Regarding the recent controversy over a women, Rachel Dolezal, claiming to be black despite having parents who say they are white and that she is too, and despite having been white as a child, is interesting to consider. Set aside that this case involved various kinds of lying, etc. Indeed, set aside this case, per se, entirely. Consider a hypothetical person who is part of some particular cultural community – Black, Latino, Jewish, Catholic, Cherokee, or whatever – in a good society – which is of course another leap away from the specifics of this case.
Is what determines this person’s community an objective determination based upon something biological that the person has wired in? If so, then it is wholly dependent on birth parents. The widespread discussion of the Dolezal controversy seems to implicitly take for granted that to be one thing, at one time, and then another thing, at a later time, has to involve something called “passing” – which is to say, fooling folks into accepting a false claim.
Suppose a Jewish person decides to become Catholic or vice versa. Setting aside the precise details, broadly what does it take? It seems to me the answer is (a) wanting it, and (b) fulfilling certain levels of involvement or commitment or knowledge. In fact, isn’t it rather like moving from being French to being Italian, German, or American. Remember, people celebrate and also kill over all these things. Indeed, most people get quite a lot, and often maybe more, from their national identification than from a religion, say, or often even from a race, depending on the time and place.
Surely we can agree that if I, who have been Jewish by virtue of my mother having been Jewish, and her mother, and so on, plus my having a little awareness of the heritage – instead decide to become Catholic, likely with a lot more commitment to the new culture and heritage, as otherwise why bother switching – that should be okay. And vice versa, of course. Indeed, maybe we can even agree that a cultural community ought to allow exit and entry as a quite minimal condition of having healthy cultural and community relations. I certainly think that is the case.

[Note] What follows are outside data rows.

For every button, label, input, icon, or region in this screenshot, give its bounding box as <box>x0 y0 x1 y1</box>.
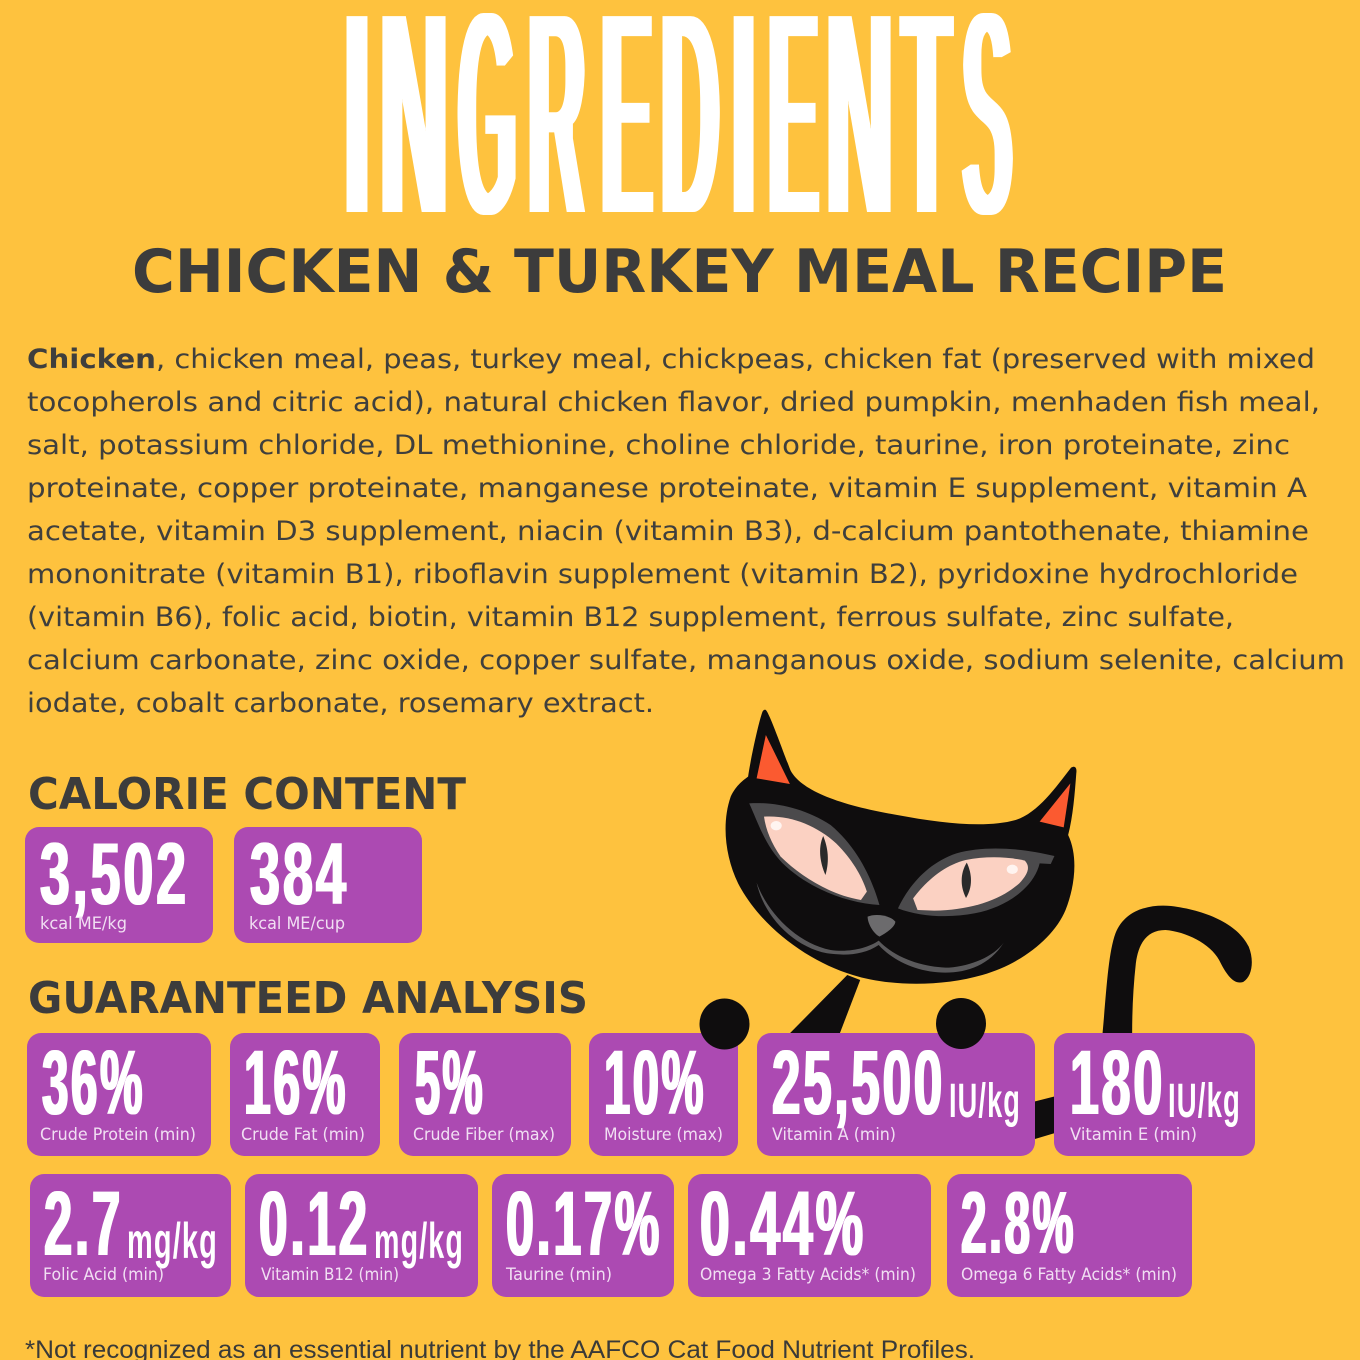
stat: taurine: 0.17% <box>506 1173 662 1275</box>
stat: crude protein: 36% <box>42 1032 145 1134</box>
ingredients text block: salt, potassium chloride, DL methionine, choline chloride, taurine, iron proteinate, zinc <box>27 430 1290 461</box>
stat: taurine <box>492 1173 674 1297</box>
stat: 384 kcal ME/cup: 384 <box>250 824 349 923</box>
stat: moisture: Moisture (max) <box>604 1125 723 1144</box>
stat: folic acid: mg/kg <box>127 1213 218 1269</box>
calorie content heading: CALORIE CONTENT <box>28 769 466 820</box>
stat: folic acid <box>30 1173 231 1297</box>
stat: vitamin A: IU/kg <box>949 1075 1021 1128</box>
ingredients text block: Chicken <box>27 344 156 375</box>
stat: vitamin E: 180 <box>1070 1032 1165 1134</box>
stat: omega 3 <box>688 1173 931 1297</box>
stat: vitamin E: IU/kg <box>1168 1075 1241 1128</box>
stat: 3,502 kcal ME/kg: 3,502 <box>40 824 189 923</box>
stat: folic acid: Folic Acid (min) <box>43 1265 164 1284</box>
stat: omega 3: 0.44% <box>700 1173 866 1275</box>
ingredients text block: tocopherols and citric acid), natural chicken flavor, dried pumpkin, menhaden fish meal, <box>27 387 1320 418</box>
illustration: black cat head, neck and tail <box>726 710 1252 1139</box>
stat: moisture: 10% <box>604 1032 706 1134</box>
stat: vitamin E <box>1054 1032 1255 1156</box>
ingredients text block: calcium carbonate, zinc oxide, copper sulfate, manganous oxide, sodium selenite, calcium <box>27 645 1345 676</box>
icon: left cat paw <box>700 998 750 1050</box>
ingredients text block: (vitamin B6), folic acid, biotin, vitamin B12 supplement, ferrous sulfate, zinc sulfate, <box>27 602 1234 633</box>
stat: 384 kcal ME/cup: kcal ME/cup <box>249 914 345 933</box>
stat: crude fiber <box>399 1032 571 1156</box>
stat: vitamin B12: mg/kg <box>374 1213 464 1269</box>
subtitle: CHICKEN & TURKEY MEAL RECIPE <box>132 237 1227 307</box>
stat: crude fat: Crude Fat (min) <box>241 1125 365 1144</box>
title <box>344 0 1012 284</box>
stat: omega 6: Omega 6 Fatty Acids* (min) <box>961 1265 1177 1284</box>
stat: vitamin A: Vitamin A (min) <box>772 1125 896 1144</box>
stat: omega 6: 2.8% <box>961 1173 1076 1272</box>
stat: crude fiber: Crude Fiber (max) <box>413 1125 555 1144</box>
stat: moisture <box>589 1032 738 1156</box>
stat: crude fat: 16% <box>244 1032 348 1134</box>
stat: vitamin E: Vitamin E (min) <box>1070 1125 1197 1144</box>
stat: vitamin B12: Vitamin B12 (min) <box>261 1265 399 1284</box>
stat: taurine: Taurine (min) <box>505 1265 612 1284</box>
guaranteed analysis heading: GUARANTEED ANALYSIS <box>28 973 588 1024</box>
ingredients text block: iodate, cobalt carbonate, rosemary extract. <box>27 688 654 719</box>
ingredients text block <box>27 344 1345 719</box>
stat: vitamin A <box>757 1032 1035 1156</box>
stat: crude fiber: 5% <box>415 1032 485 1134</box>
stat: folic acid: 2.7 <box>44 1173 123 1275</box>
stat: crude protein <box>27 1032 211 1156</box>
stat: crude protein: Crude Protein (min) <box>40 1125 196 1144</box>
stat: omega 3: Omega 3 Fatty Acids* (min) <box>700 1265 916 1284</box>
ingredients text block: , chicken meal, peas, turkey meal, chickpeas, chicken fat (preserved with mixed <box>156 344 1315 375</box>
icon: right cat paw <box>936 998 986 1049</box>
stat: 3,502 kcal ME/kg <box>25 824 213 943</box>
stat: 3,502 kcal ME/kg: kcal ME/kg <box>40 914 127 933</box>
ingredients text block: mononitrate (vitamin B1), riboflavin supplement (vitamin B2), pyridoxine hydrochloride <box>27 559 1298 590</box>
stat: vitamin B12: 0.12 <box>259 1173 370 1275</box>
stat: vitamin A: 25,500 <box>772 1032 945 1134</box>
ingredients text block: acetate, vitamin D3 supplement, niacin (vitamin B3), d-calcium pantothenate, thiamine <box>27 516 1309 547</box>
stat: crude fat <box>230 1032 380 1156</box>
ingredients text block: proteinate, copper proteinate, manganese proteinate, vitamin E supplement, vitamin A <box>27 473 1308 504</box>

But if that is true for nationality/citizenship, and if it is true for religion, why shouldn’t it be true for something called race?
The only credible answer would be biology. I might prefer to be a squirrel than a human, but it would make no sense to say that being a squirrel is a choice I can make because it simply isn’t. To say that a person is what their parents were/are and cannot be otherwise only makes sense at all, I think, if the attribute we are talking about is wired into the genes that the person got from the parents, like being a person and not a squirrel. (And even in the case, regarding gender/sexuality, where genetics really does play a huge roll, interestingly we are okay with people making choices to change gender.)
So the critical point is, as far as I know, and as far as science reports, race is not biological. There is no genetic boundary between races, much less a boundary that bears on the “stuff” that actually gives a person a racial cultural heritage. It is all social, all historical, very powerful, to be sure, and very oppressive in racist societies, to be sure, but not biological. So, why shouldn’t a person, as they grow up, in a good society, be able to choose their race just like choosing their religion or nationality, much less their gender? Indeed, why shouldn’t preventing that kind of freedom be seen as a horribly oppressive violation of people’s right to determine their own values and community allegiances?
If we set aside the lying in the Dolezal case, or if we charitably decide that it was a function of the exterior social context putting constraints on her cultural choices, and we of course understand the racist context, what remains controversial and worth thinking about? Maybe it is not the behavior of “passing” even when it is to join the oppressed rather than privileged community. Maybe instead what is controversial is the fact that most people regard “passing” as intrinsically a lie, rather than a choice.